TRANSITION. Dans un entretien à XPair, les présidents de France Gaz, Frédéric Martin, et de Coénove, Jean-Charles Colas-Roy, pèsent les pour et contre de la PPE3 et avancent leurs propositions pour décarboner le bâtiment. S’estimant lésé par un "biais électrocentré", le gaz veut prouver sa capacité à verdir sa production.

Alors que la consultation publique sur la troisième version de la Programmation pluriannuelle de l’énergie (PPE) s’achève, XPair s’est entretenu avec les présidents de France Gaz, Frédéric Martin, et de Coénove, Jean-Charles Colas-Roy pour prendre le pouls des gaziers dans un contexte énergétique incertain.

Les deux représentants s’expriment également sur la hausse de la TVA sur les chaudières gaz et la relative stabilité du budget de la rénovation énergétique. Ils présentent enfin les atouts de l’industrie gazière française face aux enjeux de souveraineté industrielle et font le point sur le développement des filières de gaz renouvelables.

XPair : Comment se positionne l’industrie gazière française sur le projet de PPE3 ?

Frédéric Martin : Cette PPE3, on l’attend de longue date. On ne peut que se réjouir de la sortie d’un texte qui essaye d’éclaircir la politique énergétique du pays. Initialement, la PPE devait aider à développer les nouvelles filières mais les choses ont changé depuis, et la souveraineté énergétique est devenue un sujet central. Le contexte budgétaire a lui aussi changé et on est déjà en retard sur nos objectifs climatiques.

Il y a un peu plus de neutralité technologique dans le sens où la dernière version de la PPE parle davantage des autres énergies que l’électricité, comme la chaleur et les biogaz, qui sont absolument indispensables au système énergétique français et européen.

Le texte mentionne l’augmentation de la volumétrie de production du biogaz à l’échéance 2030, avec un objectif de 44 térawattheures, plus 6 TWh en cogénération.

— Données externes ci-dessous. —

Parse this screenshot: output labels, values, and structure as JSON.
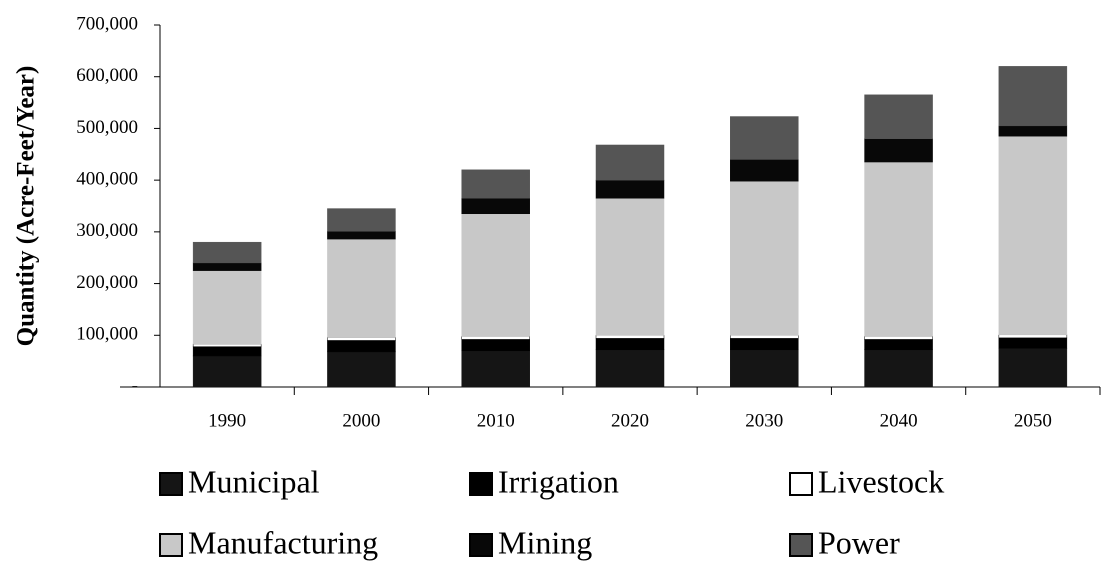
{
  "chart_data": {
    "type": "stacked-bar",
    "y_label": "Quantity (Acre-Feet/Year)",
    "categories": [
      "1990",
      "2000",
      "2010",
      "2020",
      "2030",
      "2040",
      "2050"
    ],
    "series": [
      {
        "name": "Municipal",
        "color": "#151515",
        "values": [
          60000,
          68000,
          70000,
          72000,
          72000,
          72000,
          75000
        ]
      },
      {
        "name": "Irrigation",
        "color": "#000000",
        "values": [
          18000,
          22000,
          22000,
          22000,
          22000,
          20000,
          20000
        ]
      },
      {
        "name": "Livestock",
        "color": "#ffffff",
        "values": [
          5000,
          6000,
          6000,
          6000,
          6000,
          6000,
          6000
        ]
      },
      {
        "name": "Manufacturing",
        "color": "#c8c8c8",
        "values": [
          142000,
          190000,
          237000,
          265000,
          298000,
          337000,
          384000
        ]
      },
      {
        "name": "Mining",
        "color": "#080808",
        "values": [
          15000,
          15000,
          30000,
          35000,
          42000,
          45000,
          20000
        ]
      },
      {
        "name": "Power",
        "color": "#555555",
        "values": [
          40000,
          44000,
          55000,
          68000,
          83000,
          85000,
          115000
        ]
      }
    ],
    "ylim": [
      0,
      700000
    ],
    "yticks": [
      {
        "value": 0,
        "label": "-"
      },
      {
        "value": 100000,
        "label": "100,000"
      },
      {
        "value": 200000,
        "label": "200,000"
      },
      {
        "value": 300000,
        "label": "300,000"
      },
      {
        "value": 400000,
        "label": "400,000"
      },
      {
        "value": 500000,
        "label": "500,000"
      },
      {
        "value": 600000,
        "label": "600,000"
      },
      {
        "value": 700000,
        "label": "700,000"
      }
    ],
    "grid": false
  }
}
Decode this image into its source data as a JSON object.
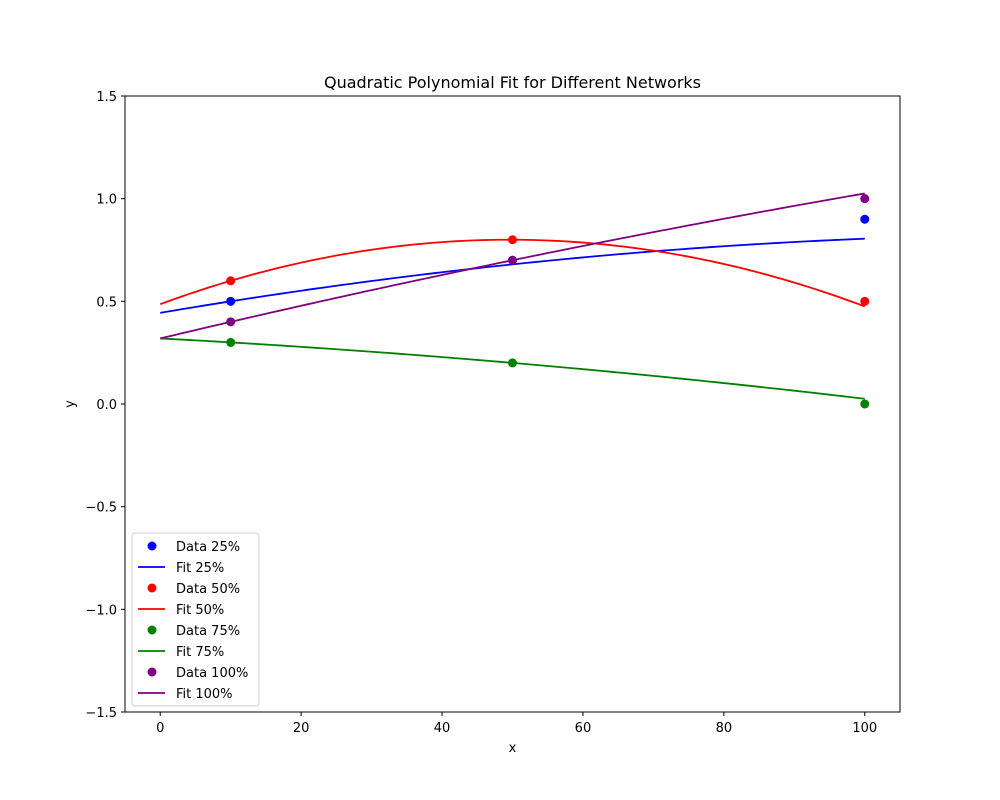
{
  "chart_data": {
    "type": "line",
    "title": "Quadratic Polynomial Fit for Different Networks",
    "xlabel": "x",
    "ylabel": "y",
    "xlim": [
      -5,
      105
    ],
    "ylim": [
      -1.5,
      1.5
    ],
    "xticks": [
      0,
      20,
      40,
      60,
      80,
      100
    ],
    "yticks": [
      -1.5,
      -1.0,
      -0.5,
      0.0,
      0.5,
      1.0,
      1.5
    ],
    "xtick_labels": [
      "0",
      "20",
      "40",
      "60",
      "80",
      "100"
    ],
    "ytick_labels": [
      "−1.5",
      "−1.0",
      "−0.5",
      "0.0",
      "0.5",
      "1.0",
      "1.5"
    ],
    "grid": false,
    "legend_position": "lower-left",
    "data_x": [
      10,
      50,
      100
    ],
    "series": [
      {
        "name": "Data 25%",
        "kind": "scatter",
        "color": "#0000ff",
        "x": [
          10,
          50,
          100
        ],
        "y": [
          0.5,
          0.7,
          0.9
        ]
      },
      {
        "name": "Fit 25%",
        "kind": "line",
        "color": "#0000ff",
        "fit_x_range": [
          0,
          100
        ],
        "coefficients": [
          -2.22e-05,
          0.00583,
          0.444
        ]
      },
      {
        "name": "Data 50%",
        "kind": "scatter",
        "color": "#ff0000",
        "x": [
          10,
          50,
          100
        ],
        "y": [
          0.6,
          0.8,
          0.5
        ]
      },
      {
        "name": "Fit 50%",
        "kind": "line",
        "color": "#ff0000",
        "fit_x_range": [
          0,
          100
        ],
        "coefficients": [
          -0.0001278,
          0.01267,
          0.4861
        ]
      },
      {
        "name": "Data 75%",
        "kind": "scatter",
        "color": "#008000",
        "x": [
          10,
          50,
          100
        ],
        "y": [
          0.3,
          0.2,
          0.0
        ]
      },
      {
        "name": "Fit 75%",
        "kind": "line",
        "color": "#008000",
        "fit_x_range": [
          0,
          100
        ],
        "coefficients": [
          -1.11e-05,
          -0.00183,
          0.3194
        ]
      },
      {
        "name": "Data 100%",
        "kind": "scatter",
        "color": "#800080",
        "x": [
          10,
          50,
          100
        ],
        "y": [
          0.4,
          0.7,
          1.0
        ]
      },
      {
        "name": "Fit 100%",
        "kind": "line",
        "color": "#800080",
        "fit_x_range": [
          0,
          100
        ],
        "coefficients": [
          -1.11e-05,
          0.00817,
          0.3194
        ]
      }
    ]
  }
}
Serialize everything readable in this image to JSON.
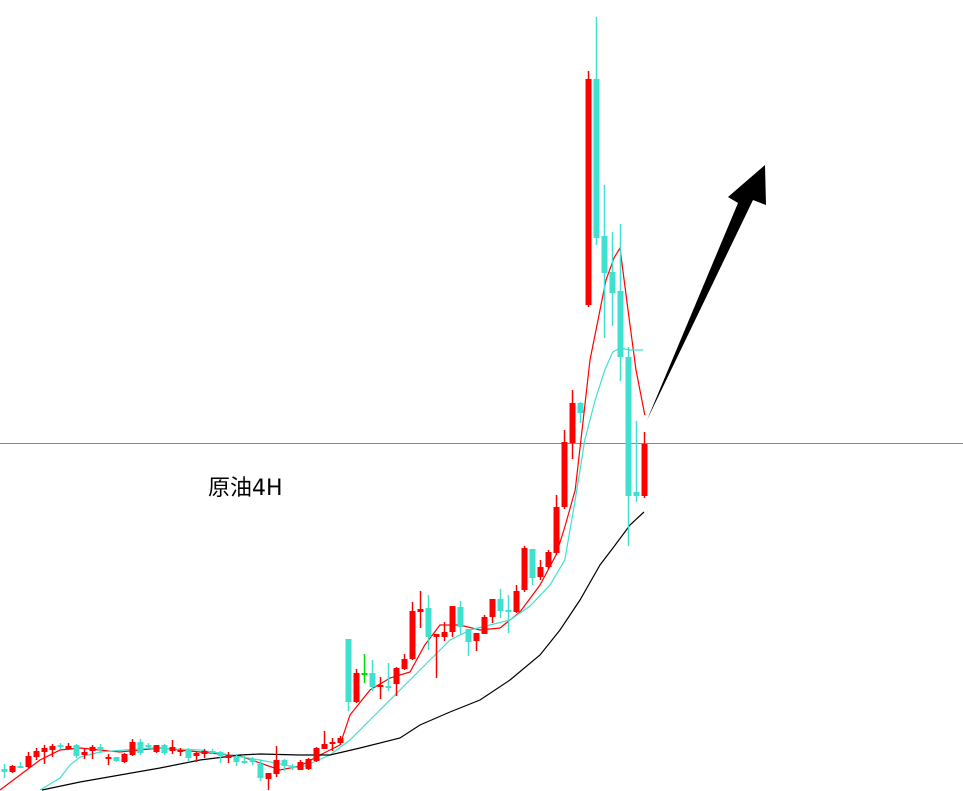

Nous sommes un peu plus critique sur l’échéance 2035 ; de notre côté nous envisageons au minimum 85 TWh, voire plus si la pyrogazéification progresse.

Nous déplorons cependant la persistance de cette fâcheuse tendance à considérer que c’est la chaudière qui est fossile, alors que c’est le combustible qu’on met dedans. La France verdit progressivement sa production de gaz, et les élus locaux sont très soucieux d’avoir des réseaux, non plus seulement de distribution, mais aussi de valorisation énergétique des déchets. On est en train d’industrialiser la France avec la production des gaz verts !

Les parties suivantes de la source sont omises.